Huffington Post founder Arianna Huffington knows all about success defined in conventional terms however she now views the need for a new metric to measure success. After collapsing from exhaustion in 2007, and spending time trying to get to the bottom of what caused it, she realised that something needed to change radically in her life.
“Since my collapse I have become an evangelist for the need to disconnect from our gadgets, screens, social media and reconnect with ourselves.”
In her new book ‘Thrive’ extracted in The Times, Arianna argues “we need a Third Metric, a third measure of success that goes beyond the two metrics of money and power, and consists of four pillars: well-being, wisdom, wonder, and giving.”
Many readers struggling to juggle work, careers, and family life will have firsthand experience of the “stress, sleep deprivation, and burnout” Arianna refers to as the norm within the western workplace culture.
Arianna discusses difficulties faced in her own life and shares some of the lessons learned. It was interesting to read how she and her husband had managed to give their children good family experiences involving both of them even after divorcing:
“Michael, my ex-husband, and I were married for 11 years and have been divorced for 16. Although we no longer had a marriage to keep us together, we had something more powerful and permanent — our daughters.
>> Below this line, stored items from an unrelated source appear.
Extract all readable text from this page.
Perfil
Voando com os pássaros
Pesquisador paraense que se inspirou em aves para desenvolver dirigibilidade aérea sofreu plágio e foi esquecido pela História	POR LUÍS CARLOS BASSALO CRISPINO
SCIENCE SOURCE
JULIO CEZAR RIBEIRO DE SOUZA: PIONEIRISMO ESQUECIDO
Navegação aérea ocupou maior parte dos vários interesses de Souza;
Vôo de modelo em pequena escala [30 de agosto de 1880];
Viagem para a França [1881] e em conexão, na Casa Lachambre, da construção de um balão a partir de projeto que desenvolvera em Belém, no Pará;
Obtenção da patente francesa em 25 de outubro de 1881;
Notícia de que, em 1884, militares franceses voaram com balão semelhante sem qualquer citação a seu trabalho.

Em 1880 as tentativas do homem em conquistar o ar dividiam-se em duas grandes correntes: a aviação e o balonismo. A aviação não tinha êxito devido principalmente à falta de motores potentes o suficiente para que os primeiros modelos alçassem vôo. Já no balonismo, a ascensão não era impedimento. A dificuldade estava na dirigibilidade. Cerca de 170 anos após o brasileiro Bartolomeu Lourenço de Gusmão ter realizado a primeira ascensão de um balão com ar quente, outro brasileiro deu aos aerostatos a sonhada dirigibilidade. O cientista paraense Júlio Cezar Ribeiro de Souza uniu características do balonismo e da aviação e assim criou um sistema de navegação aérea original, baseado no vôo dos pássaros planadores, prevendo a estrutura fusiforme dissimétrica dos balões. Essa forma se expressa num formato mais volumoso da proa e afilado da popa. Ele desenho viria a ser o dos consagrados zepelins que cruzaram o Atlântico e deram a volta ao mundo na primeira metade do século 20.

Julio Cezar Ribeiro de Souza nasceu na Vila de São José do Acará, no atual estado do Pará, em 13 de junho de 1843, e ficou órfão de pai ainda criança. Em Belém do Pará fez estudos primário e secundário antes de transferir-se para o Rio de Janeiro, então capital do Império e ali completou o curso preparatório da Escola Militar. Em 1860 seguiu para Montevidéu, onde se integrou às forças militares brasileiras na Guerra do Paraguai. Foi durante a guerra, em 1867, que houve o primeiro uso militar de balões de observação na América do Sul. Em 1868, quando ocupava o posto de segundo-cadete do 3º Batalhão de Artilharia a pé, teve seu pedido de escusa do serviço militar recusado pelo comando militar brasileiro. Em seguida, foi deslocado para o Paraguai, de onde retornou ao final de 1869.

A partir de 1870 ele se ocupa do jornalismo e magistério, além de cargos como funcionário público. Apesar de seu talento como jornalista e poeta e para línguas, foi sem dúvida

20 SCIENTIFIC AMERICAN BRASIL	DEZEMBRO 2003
And, spurred by our mutual devotion to them, we have made a huge effort to work through all the difficulties. This has included spending Christmas Day and both of our girls’ birthdays together as a family every year. Little by little, with a lot of hard work, we’ve grown closer and closer.”
This style of collaborative parenting on divorce is something that we encourage most couples to consider. Our Collaborative Divorce service enables couples to transition divorce in a respectful way and to co-parent effectively into the future. It helps parents to focus on the well-being of the children involved and helps parents to understand that they need to be the adults in the process and make it as painless as possible for their children. It’s often difficult for adults who are themselves hurting or experiencing extremes of emotion, to remember that their children love them both and are often bewildered by what is going on. The children don’t want to hear harsh words about someone they love or be used as a weapon to punish the other parent. Our Collaborative divorce service encourages parents to focus on how to achieve the best outcome for the family as a whole, with the children’s well-being firmly put at the centre of all decision making.